The Scandinavian largest bank has vowed to review all activities related to offshore accounts in Luxembourg. It has adopted proactive measures since 2009 to ensure reporting income on all customers' holdings and accounts to the tax authorities. However, the Nordea regrets not following these procedures even earlier, reports The Fiscal Times quoting Casper von Koskull, its CEO.

The bank advises vast majority of its customers not to use the offshore companies. It doesn't even accept structures non-transparent towards relevant tax authorities.
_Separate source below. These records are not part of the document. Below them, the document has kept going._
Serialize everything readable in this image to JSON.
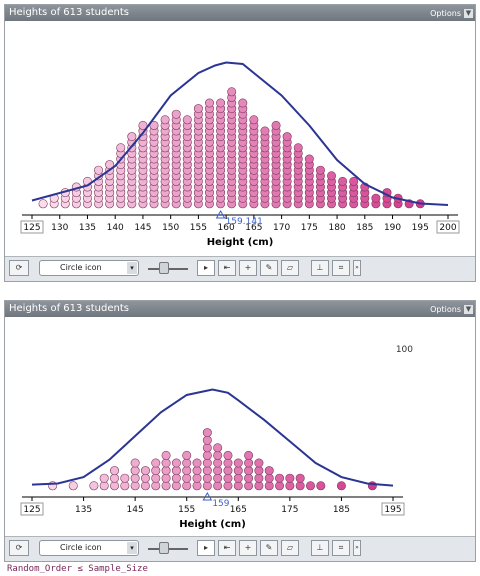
{
  "panels": [
    {
      "title": "Heights of 613 students",
      "options_label": "Options",
      "annotation": "",
      "marker_value": 159,
      "marker_label": "159.141",
      "chart_data": {
        "type": "scatter",
        "xlabel": "Height (cm)",
        "xlim": [
          125,
          200
        ],
        "ticks": [
          125,
          130,
          135,
          140,
          145,
          150,
          155,
          160,
          165,
          170,
          175,
          180,
          185,
          190,
          195,
          200
        ],
        "dot_counts": [
          [
            127,
            1
          ],
          [
            129,
            2
          ],
          [
            131,
            3
          ],
          [
            133,
            4
          ],
          [
            135,
            5
          ],
          [
            137,
            7
          ],
          [
            139,
            8
          ],
          [
            141,
            11
          ],
          [
            143,
            13
          ],
          [
            145,
            15
          ],
          [
            147,
            15
          ],
          [
            149,
            16
          ],
          [
            151,
            17
          ],
          [
            153,
            16
          ],
          [
            155,
            18
          ],
          [
            157,
            19
          ],
          [
            159,
            19
          ],
          [
            161,
            21
          ],
          [
            163,
            19
          ],
          [
            165,
            16
          ],
          [
            167,
            14
          ],
          [
            169,
            15
          ],
          [
            171,
            13
          ],
          [
            173,
            11
          ],
          [
            175,
            9
          ],
          [
            177,
            7
          ],
          [
            179,
            6
          ],
          [
            181,
            5
          ],
          [
            183,
            5
          ],
          [
            185,
            4
          ],
          [
            187,
            2
          ],
          [
            189,
            3
          ],
          [
            191,
            2
          ],
          [
            193,
            1
          ],
          [
            195,
            1
          ]
        ],
        "curve": [
          [
            125,
            0.05
          ],
          [
            135,
            0.15
          ],
          [
            140,
            0.28
          ],
          [
            145,
            0.5
          ],
          [
            150,
            0.75
          ],
          [
            155,
            0.9
          ],
          [
            158,
            0.95
          ],
          [
            160,
            0.97
          ],
          [
            163,
            0.96
          ],
          [
            165,
            0.9
          ],
          [
            170,
            0.75
          ],
          [
            175,
            0.55
          ],
          [
            180,
            0.32
          ],
          [
            185,
            0.16
          ],
          [
            190,
            0.07
          ],
          [
            195,
            0.03
          ],
          [
            200,
            0.02
          ]
        ]
      },
      "toolbar": {
        "select_label": "Circle icon"
      }
    },
    {
      "title": "Heights of 613 students",
      "options_label": "Options",
      "annotation": "100",
      "marker_value": 159,
      "marker_label": "159",
      "chart_data": {
        "type": "scatter",
        "xlabel": "Height (cm)",
        "xlim": [
          125,
          195
        ],
        "ticks": [
          125,
          135,
          145,
          155,
          165,
          175,
          185,
          195
        ],
        "dot_counts": [
          [
            129,
            1
          ],
          [
            133,
            1
          ],
          [
            137,
            1
          ],
          [
            139,
            2
          ],
          [
            141,
            3
          ],
          [
            143,
            2
          ],
          [
            145,
            4
          ],
          [
            147,
            3
          ],
          [
            149,
            4
          ],
          [
            151,
            5
          ],
          [
            153,
            4
          ],
          [
            155,
            5
          ],
          [
            157,
            4
          ],
          [
            159,
            8
          ],
          [
            161,
            6
          ],
          [
            163,
            5
          ],
          [
            165,
            4
          ],
          [
            167,
            5
          ],
          [
            169,
            4
          ],
          [
            171,
            3
          ],
          [
            173,
            2
          ],
          [
            175,
            2
          ],
          [
            177,
            2
          ],
          [
            179,
            1
          ],
          [
            181,
            1
          ],
          [
            185,
            1
          ],
          [
            191,
            1
          ]
        ],
        "curve": [
          [
            125,
            0.05
          ],
          [
            130,
            0.06
          ],
          [
            135,
            0.12
          ],
          [
            140,
            0.28
          ],
          [
            145,
            0.5
          ],
          [
            150,
            0.72
          ],
          [
            155,
            0.88
          ],
          [
            160,
            0.93
          ],
          [
            163,
            0.9
          ],
          [
            165,
            0.83
          ],
          [
            170,
            0.65
          ],
          [
            175,
            0.45
          ],
          [
            180,
            0.25
          ],
          [
            185,
            0.12
          ],
          [
            190,
            0.06
          ],
          [
            195,
            0.04
          ]
        ]
      },
      "toolbar": {
        "select_label": "Circle icon"
      }
    }
  ],
  "caption": "Random_Order ≤ Sample_Size",
  "colors": {
    "dot_light": "#fbe1ef",
    "dot_dark": "#cf2f86",
    "curve": "#2b3593",
    "marker": "#3c5fd0",
    "caption": "#7a2858"
  }
}
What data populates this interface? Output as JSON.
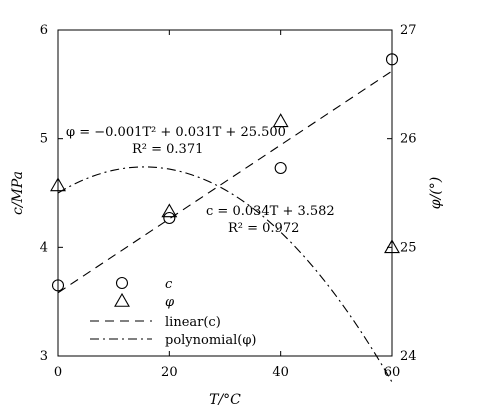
{
  "chart_data": {
    "type": "scatter",
    "title": "",
    "xlabel": "T/°C",
    "ylabel_left": "c/MPa",
    "ylabel_right": "φ/(°)",
    "xlim": [
      0,
      60
    ],
    "ylim_left": [
      3,
      6
    ],
    "ylim_right": [
      24,
      27
    ],
    "x_ticks": [
      0,
      20,
      40,
      60
    ],
    "y_ticks_left": [
      3,
      4,
      5,
      6
    ],
    "y_ticks_right": [
      24,
      25,
      26,
      27
    ],
    "grid": false,
    "legend_position": "bottom-left",
    "series": [
      {
        "name": "c",
        "marker": "circle",
        "axis": "left",
        "x": [
          0,
          20,
          40,
          60
        ],
        "values": [
          3.65,
          4.27,
          4.73,
          5.73
        ]
      },
      {
        "name": "φ",
        "marker": "triangle",
        "axis": "right",
        "x": [
          0,
          20,
          40,
          60
        ],
        "values": [
          25.57,
          25.33,
          26.16,
          25.0
        ]
      }
    ],
    "fits": [
      {
        "name": "linear(c)",
        "series": "c",
        "axis": "left",
        "kind": "linear",
        "slope": 0.034,
        "intercept": 3.582,
        "line_style": "dashed",
        "equation_text": "c = 0.034T + 3.582",
        "r2_text": "R² = 0.972"
      },
      {
        "name": "polynomial(φ)",
        "series": "φ",
        "axis": "right",
        "kind": "quadratic",
        "a": -0.001,
        "b": 0.031,
        "c0": 25.5,
        "line_style": "dash-dot",
        "equation_text": "φ = −0.001T² + 0.031T + 25.500",
        "r2_text": "R² = 0.371"
      }
    ]
  }
}
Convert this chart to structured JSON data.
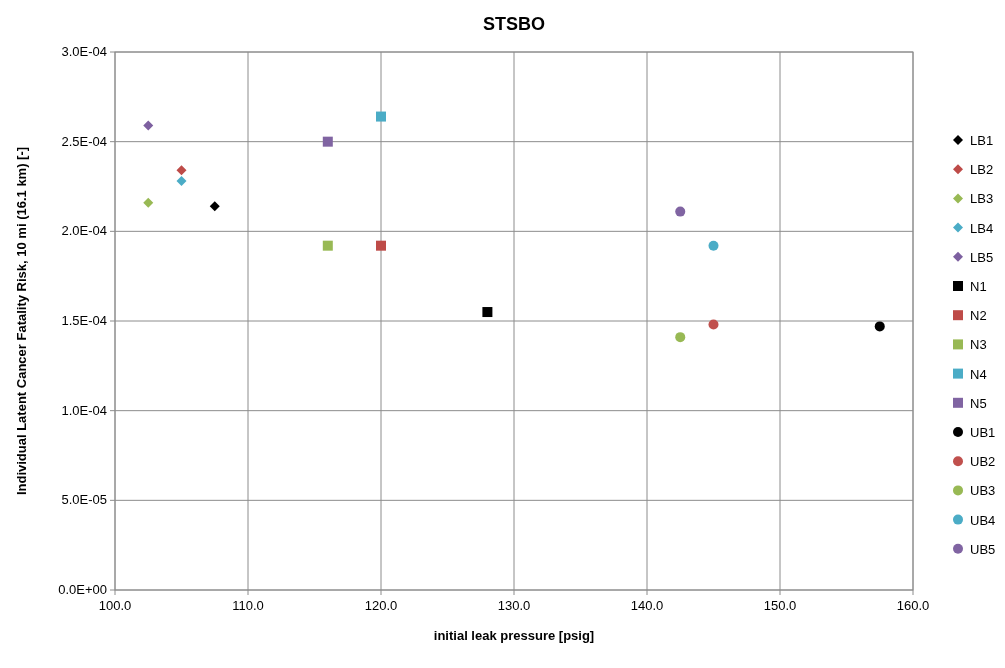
{
  "chart_data": {
    "type": "scatter",
    "title": "STSBO",
    "xlabel": "initial leak pressure [psig]",
    "ylabel": "Individual Latent Cancer Fatality Risk, 10 mi (16.1 km) [-]",
    "xlim": [
      100,
      160
    ],
    "xticks": [
      {
        "value": 100,
        "label": "100.0"
      },
      {
        "value": 110,
        "label": "110.0"
      },
      {
        "value": 120,
        "label": "120.0"
      },
      {
        "value": 130,
        "label": "130.0"
      },
      {
        "value": 140,
        "label": "140.0"
      },
      {
        "value": 150,
        "label": "150.0"
      },
      {
        "value": 160,
        "label": "160.0"
      }
    ],
    "ylim": [
      0,
      0.0003
    ],
    "yticks": [
      {
        "value": 0,
        "label": "0.0E+00"
      },
      {
        "value": 5e-05,
        "label": "5.0E-05"
      },
      {
        "value": 0.0001,
        "label": "1.0E-04"
      },
      {
        "value": 0.00015,
        "label": "1.5E-04"
      },
      {
        "value": 0.0002,
        "label": "2.0E-04"
      },
      {
        "value": 0.00025,
        "label": "2.5E-04"
      },
      {
        "value": 0.0003,
        "label": "3.0E-04"
      }
    ],
    "grid": true,
    "legend": "right",
    "series": [
      {
        "name": "LB1",
        "color": "#000000",
        "marker": "diamond",
        "x": [
          107.5
        ],
        "values": [
          0.000214
        ]
      },
      {
        "name": "LB2",
        "color": "#be4b48",
        "marker": "diamond",
        "x": [
          105
        ],
        "values": [
          0.000234
        ]
      },
      {
        "name": "LB3",
        "color": "#98b954",
        "marker": "diamond",
        "x": [
          102.5
        ],
        "values": [
          0.000216
        ]
      },
      {
        "name": "LB4",
        "color": "#4bacc6",
        "marker": "diamond",
        "x": [
          105
        ],
        "values": [
          0.000228
        ]
      },
      {
        "name": "LB5",
        "color": "#7d60a0",
        "marker": "diamond",
        "x": [
          102.5
        ],
        "values": [
          0.000259
        ]
      },
      {
        "name": "N1",
        "color": "#000000",
        "marker": "square",
        "x": [
          128
        ],
        "values": [
          0.000155
        ]
      },
      {
        "name": "N2",
        "color": "#be4b48",
        "marker": "square",
        "x": [
          120
        ],
        "values": [
          0.000192
        ]
      },
      {
        "name": "N3",
        "color": "#98b954",
        "marker": "square",
        "x": [
          116
        ],
        "values": [
          0.000192
        ]
      },
      {
        "name": "N4",
        "color": "#4bacc6",
        "marker": "square",
        "x": [
          120
        ],
        "values": [
          0.000264
        ]
      },
      {
        "name": "N5",
        "color": "#8064a2",
        "marker": "square",
        "x": [
          116
        ],
        "values": [
          0.00025
        ]
      },
      {
        "name": "UB1",
        "color": "#000000",
        "marker": "circle",
        "x": [
          157.5
        ],
        "values": [
          0.000147
        ]
      },
      {
        "name": "UB2",
        "color": "#c0504d",
        "marker": "circle",
        "x": [
          145
        ],
        "values": [
          0.000148
        ]
      },
      {
        "name": "UB3",
        "color": "#98b954",
        "marker": "circle",
        "x": [
          142.5
        ],
        "values": [
          0.000141
        ]
      },
      {
        "name": "UB4",
        "color": "#4bacc6",
        "marker": "circle",
        "x": [
          145
        ],
        "values": [
          0.000192
        ]
      },
      {
        "name": "UB5",
        "color": "#8064a2",
        "marker": "circle",
        "x": [
          142.5
        ],
        "values": [
          0.000211
        ]
      }
    ]
  }
}
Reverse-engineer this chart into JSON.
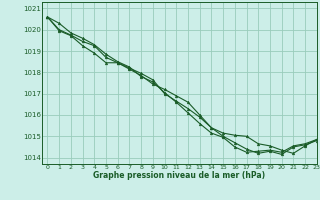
{
  "title": "Graphe pression niveau de la mer (hPa)",
  "bg_color": "#cceee8",
  "grid_color": "#99ccbb",
  "line_color": "#1a5c28",
  "xlim": [
    -0.5,
    23
  ],
  "ylim": [
    1013.7,
    1021.3
  ],
  "xticks": [
    0,
    1,
    2,
    3,
    4,
    5,
    6,
    7,
    8,
    9,
    10,
    11,
    12,
    13,
    14,
    15,
    16,
    17,
    18,
    19,
    20,
    21,
    22,
    23
  ],
  "yticks": [
    1014,
    1015,
    1016,
    1017,
    1018,
    1019,
    1020,
    1021
  ],
  "series": [
    [
      1020.6,
      1020.3,
      1019.85,
      1019.6,
      1019.3,
      1018.85,
      1018.5,
      1018.25,
      1017.8,
      1017.55,
      1017.05,
      1016.6,
      1016.1,
      1015.6,
      1015.15,
      1014.95,
      1014.5,
      1014.25,
      1014.3,
      1014.35,
      1014.25,
      1014.55,
      1014.65,
      1014.85
    ],
    [
      1020.6,
      1020.0,
      1019.75,
      1019.45,
      1019.25,
      1018.7,
      1018.45,
      1018.2,
      1017.95,
      1017.65,
      1017.0,
      1016.65,
      1016.3,
      1015.9,
      1015.4,
      1015.15,
      1015.05,
      1015.0,
      1014.65,
      1014.55,
      1014.35,
      1014.2,
      1014.55,
      1014.85
    ],
    [
      1020.6,
      1019.95,
      1019.72,
      1019.25,
      1018.9,
      1018.45,
      1018.45,
      1018.15,
      1017.85,
      1017.45,
      1017.2,
      1016.9,
      1016.6,
      1016.0,
      1015.4,
      1015.0,
      1014.7,
      1014.4,
      1014.2,
      1014.3,
      1014.15,
      1014.5,
      1014.6,
      1014.8
    ]
  ]
}
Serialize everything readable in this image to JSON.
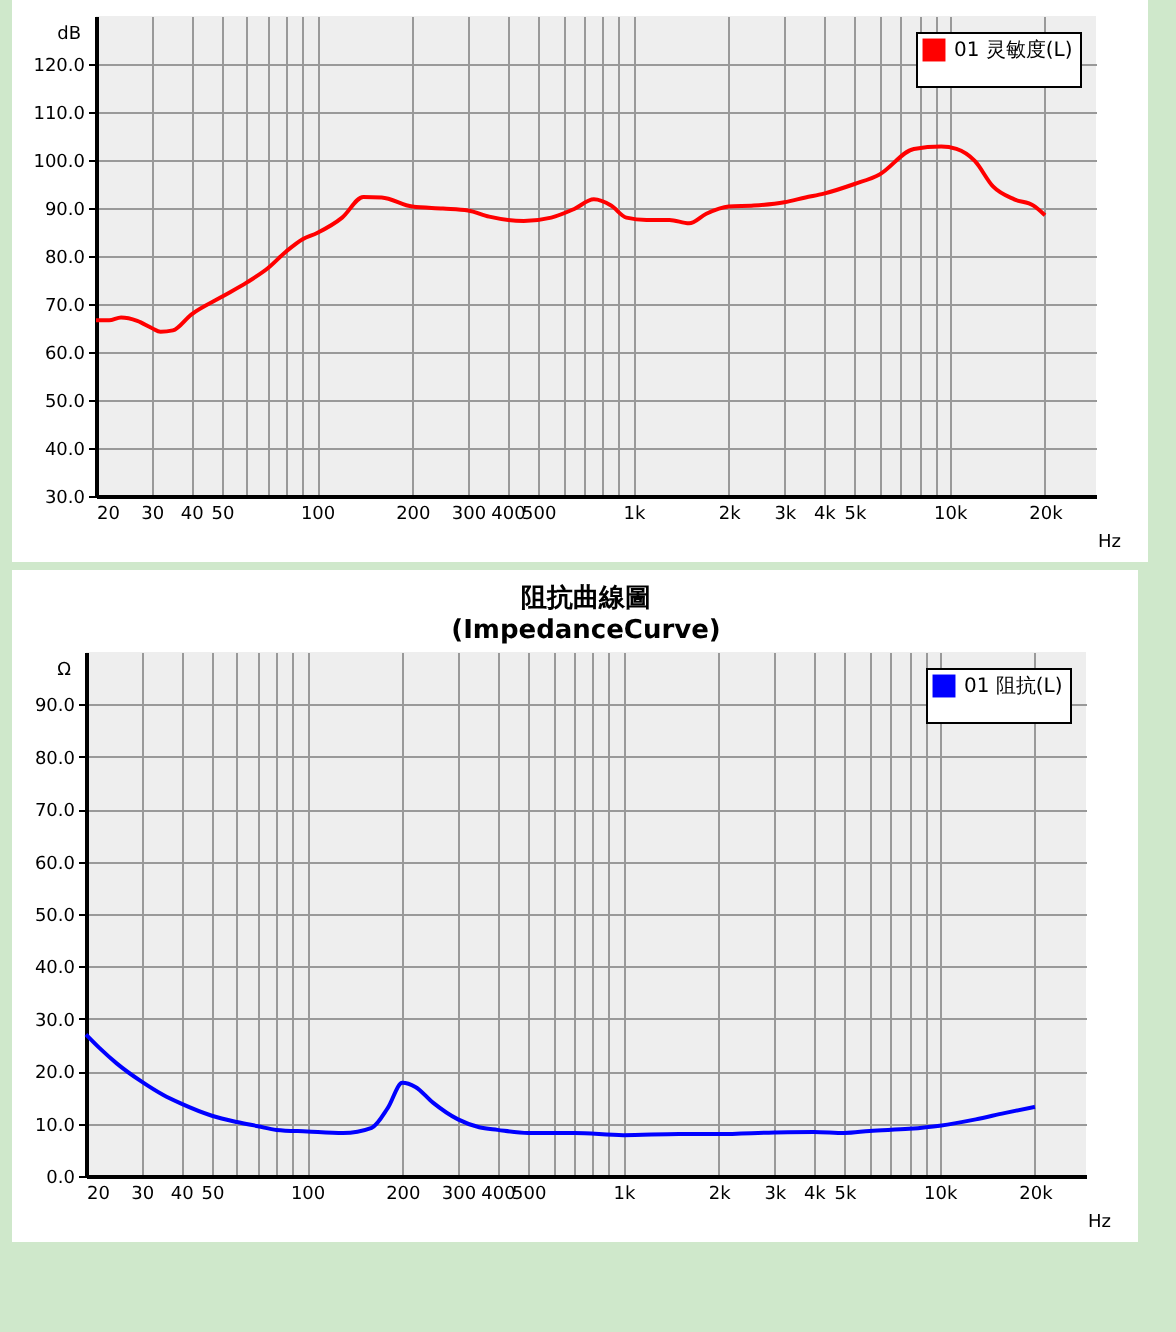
{
  "chart_data": [
    {
      "type": "line",
      "xlabel": "Hz",
      "ylabel": "dB",
      "log": "x",
      "grid": true,
      "legend": "top right",
      "xlim": [
        20,
        29000
      ],
      "ylim": [
        30,
        130
      ],
      "xticks": [
        20,
        30,
        40,
        50,
        {
          "value": 60,
          "label": null
        },
        {
          "value": 70,
          "label": null
        },
        {
          "value": 80,
          "label": null
        },
        {
          "value": 90,
          "label": null
        },
        100,
        200,
        300,
        400,
        500,
        {
          "value": 600,
          "label": null
        },
        {
          "value": 700,
          "label": null
        },
        {
          "value": 800,
          "label": null
        },
        {
          "value": 900,
          "label": null
        },
        {
          "value": 1000,
          "label": "1k"
        },
        {
          "value": 2000,
          "label": "2k"
        },
        {
          "value": 3000,
          "label": "3k"
        },
        {
          "value": 4000,
          "label": "4k"
        },
        {
          "value": 5000,
          "label": "5k"
        },
        {
          "value": 6000,
          "label": null
        },
        {
          "value": 7000,
          "label": null
        },
        {
          "value": 8000,
          "label": null
        },
        {
          "value": 9000,
          "label": null
        },
        {
          "value": 10000,
          "label": "10k"
        },
        {
          "value": 20000,
          "label": "20k"
        }
      ],
      "yticks": [
        {
          "value": 30,
          "label": "30.0"
        },
        {
          "value": 40,
          "label": "40.0"
        },
        {
          "value": 50,
          "label": "50.0"
        },
        {
          "value": 60,
          "label": "60.0"
        },
        {
          "value": 70,
          "label": "70.0"
        },
        {
          "value": 80,
          "label": "80.0"
        },
        {
          "value": 90,
          "label": "90.0"
        },
        {
          "value": 100,
          "label": "100.0"
        },
        {
          "value": 110,
          "label": "110.0"
        },
        {
          "value": 120,
          "label": "120.0"
        }
      ],
      "series": [
        {
          "name": "01 灵敏度(L)",
          "color": "#ff0000",
          "x": [
            20,
            22,
            24,
            27,
            30,
            32,
            35,
            40,
            50,
            60,
            70,
            80,
            90,
            100,
            120,
            140,
            160,
            200,
            250,
            300,
            350,
            450,
            550,
            650,
            750,
            850,
            950,
            1100,
            1300,
            1500,
            1700,
            2000,
            2400,
            3000,
            3500,
            4000,
            5000,
            6000,
            7700,
            9400,
            10500,
            12000,
            13700,
            16000,
            18400,
            20000
          ],
          "values": [
            66.6,
            66.6,
            67.2,
            66.5,
            65,
            64.2,
            64.5,
            67.8,
            71.5,
            74.5,
            77.5,
            81,
            83.5,
            84.8,
            88,
            92.3,
            92.2,
            90.3,
            89.9,
            89.5,
            88.2,
            87.3,
            88,
            89.8,
            91.8,
            90.5,
            88,
            87.5,
            87.5,
            86.8,
            88.8,
            90.3,
            90.5,
            91.2,
            92.2,
            93,
            95,
            97,
            102.3,
            102.8,
            102.3,
            99.8,
            94.5,
            91.8,
            90.5,
            88.5
          ]
        }
      ]
    },
    {
      "type": "line",
      "title": "阻抗曲線圖",
      "subtitle": "(ImpedanceCurve)",
      "xlabel": "Hz",
      "ylabel": "Ω",
      "log": "x",
      "grid": true,
      "legend": "top right",
      "xlim": [
        20,
        29000
      ],
      "ylim": [
        0,
        100
      ],
      "xticks": [
        20,
        30,
        40,
        50,
        {
          "value": 60,
          "label": null
        },
        {
          "value": 70,
          "label": null
        },
        {
          "value": 80,
          "label": null
        },
        {
          "value": 90,
          "label": null
        },
        100,
        200,
        300,
        400,
        500,
        {
          "value": 600,
          "label": null
        },
        {
          "value": 700,
          "label": null
        },
        {
          "value": 800,
          "label": null
        },
        {
          "value": 900,
          "label": null
        },
        {
          "value": 1000,
          "label": "1k"
        },
        {
          "value": 2000,
          "label": "2k"
        },
        {
          "value": 3000,
          "label": "3k"
        },
        {
          "value": 4000,
          "label": "4k"
        },
        {
          "value": 5000,
          "label": "5k"
        },
        {
          "value": 6000,
          "label": null
        },
        {
          "value": 7000,
          "label": null
        },
        {
          "value": 8000,
          "label": null
        },
        {
          "value": 9000,
          "label": null
        },
        {
          "value": 10000,
          "label": "10k"
        },
        {
          "value": 20000,
          "label": "20k"
        }
      ],
      "yticks": [
        {
          "value": 0,
          "label": "0.0"
        },
        {
          "value": 10,
          "label": "10.0"
        },
        {
          "value": 20,
          "label": "20.0"
        },
        {
          "value": 30,
          "label": "30.0"
        },
        {
          "value": 40,
          "label": "40.0"
        },
        {
          "value": 50,
          "label": "50.0"
        },
        {
          "value": 60,
          "label": "60.0"
        },
        {
          "value": 70,
          "label": "70.0"
        },
        {
          "value": 80,
          "label": "80.0"
        },
        {
          "value": 90,
          "label": "90.0"
        }
      ],
      "series": [
        {
          "name": "01 阻抗(L)",
          "color": "#0000ff",
          "x": [
            20,
            22,
            25,
            30,
            35,
            40,
            50,
            60,
            70,
            80,
            100,
            130,
            160,
            180,
            200,
            220,
            250,
            300,
            350,
            400,
            500,
            700,
            1000,
            1500,
            2000,
            3000,
            4000,
            5000,
            6000,
            8000,
            10000,
            13000,
            16000,
            20000
          ],
          "values": [
            27,
            24.5,
            21.5,
            18,
            15.5,
            13.8,
            11.5,
            10.3,
            9.5,
            8.8,
            8.5,
            8.2,
            9.2,
            13,
            17.8,
            17,
            14,
            10.8,
            9.3,
            8.8,
            8.2,
            8.2,
            7.8,
            8,
            8,
            8.3,
            8.4,
            8.2,
            8.6,
            9,
            9.6,
            10.8,
            12,
            13.2
          ]
        }
      ]
    }
  ]
}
Scandinavia region is associated with low levels of corruption and high standards of transparency. Besides Nordea, the Luxembourg unit of Norway's largest lender, DNB ASA, has also been accused of helping around 40 customers establishing companies in the Seychelles from 2006-2010.

Norway's FSA will also ask the boards of the banks involved in the leaked documents to address their accounts brought to light by the media. It will also take up the issue with Luxembourg's financial regulator within the framework of European supervisory cooperation, informs Morten Baltzersen, the head of the regulator in Oslo.

The 11.5 million documents of the 'Panama Papers' furnish accusations against some Nordic banks for aiding their clients in abating tax. Nordic region is generally considered associated with low levels of corruptions and high standards of transparency. Recent spat of accusations has prompted authorities to investigate over the allegations published in the media.